Я закрыл глаза всего лишь на минуту, а когда открыл их, увидел, что на бортике, рядом с моим коленом, опустив хвост в воду, сидит здоровая, серая, подвальная крыса. На ее морде застыло злорадное выражение, кривые желтые зубы скалились в широкой ухмылке, лапки умильно сложены на груди.
– Отдыхаем? – ехидно спросила она. – Расслабляемся после тяжких трудов? Кому на сей раз открутил голову?
– Что надо? – Мне стоило больших трудов сдержаться и не спихнуть тварь в кипяток.
Крыса захихикала:
– Сам знаешь. Тебя ждут. Так что давай пошевеливайся.
Она шустро пробежала по ванне, спрыгнула на пол и юркнула в щель между косяком и дверью.
Можно не сомневаться, что меня не оставят в покое. Как только я начал активно действовать в мире снов, тут же появились наблюдатели. Нет, с моей стороны возражений не было. Я понимал, чем вызвана эта осторожность, а в прежние времена даже, наоборот, желал контроля. Но я терпеть не мог эту крысу, так же как и она меня.
Я шумно выдохнул и поднялся из воды, не спеша вытерся и стал одеваться. Если меня ожидали десяток лет, подождут еще полчаса, впрочем, в мире снов, куда я погрузился второй раз за сутки, решив всего лишь передохнуть немного, времени не существовало.
В коридоре было холодно, сквозняк дул изо всех щелей, в комнате на втором этаже скрипели полы, словно там устроили пляску десяток сновидящих в компании с полусотней кошмаров. На улице бушевал сильный ветер, раскачивающий ветви деревьев.
Крыса сидела на тропинке. Увидев меня, развернулась и устремилась к воротам. Я шагал следом, борясь с искушением наступить на длинный, голый, розовый хвост.
За калиткой начиналась дорога, выложенная широкими мраморными плитами. Вокруг до самого горизонта простирались безбрежные поля, поросшие маками – цветами Гипноса. По алому морю пробегали быстрые волны. Сладкие ароматы цветов и теплого камня плавали в воздухе.
Впереди виднелся полукруг одеона, залитый солнцем. Каменные ряды поднимались над площадкой. На них падали тени от легкой колоннады, возведенной на самом верху, и разбивали амфитеатр на секторы.
Самое важное место в этом мире для всех сновидящих. Только для кого-то оно было средоточием радости, отдыха или триумфа, а для кого-то – судилищем чернее самой черной Мглы.
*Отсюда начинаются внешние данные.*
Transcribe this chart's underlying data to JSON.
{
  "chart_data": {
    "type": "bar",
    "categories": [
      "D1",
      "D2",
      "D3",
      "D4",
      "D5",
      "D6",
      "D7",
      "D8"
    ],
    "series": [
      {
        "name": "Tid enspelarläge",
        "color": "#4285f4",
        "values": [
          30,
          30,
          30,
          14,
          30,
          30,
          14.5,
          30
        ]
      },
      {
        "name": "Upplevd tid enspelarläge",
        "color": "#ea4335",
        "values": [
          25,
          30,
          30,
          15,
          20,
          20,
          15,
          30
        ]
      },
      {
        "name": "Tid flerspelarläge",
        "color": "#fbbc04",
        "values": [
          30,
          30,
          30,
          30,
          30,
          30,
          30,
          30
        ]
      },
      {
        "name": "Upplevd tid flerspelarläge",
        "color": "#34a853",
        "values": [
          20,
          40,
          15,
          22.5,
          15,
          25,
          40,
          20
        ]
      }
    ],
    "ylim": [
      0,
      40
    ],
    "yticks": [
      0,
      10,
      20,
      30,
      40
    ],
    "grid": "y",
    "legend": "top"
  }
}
Крыса шустро вскарабкалась на ступени, уселась там, нагло уставилась на меня и заявила:
– Ты должен явиться в Пятиглав.
Прекрасно.
– И ты притащил меня сюда только для того, чтобы сообщить это?
– Чтобы ты не говорил потом, будто не получал извещения, ничего не знал, к тебе никто не приходил и ты никого не видел. А здесь все события зафиксированы! Не сможешь отвертеться.
Крыса подняла морду, глядя на небо, словно оттуда за ней наблюдал сам Икел, сын Гипноса, принимающий облик животных, и записывал на невидимых свитках все сказанное.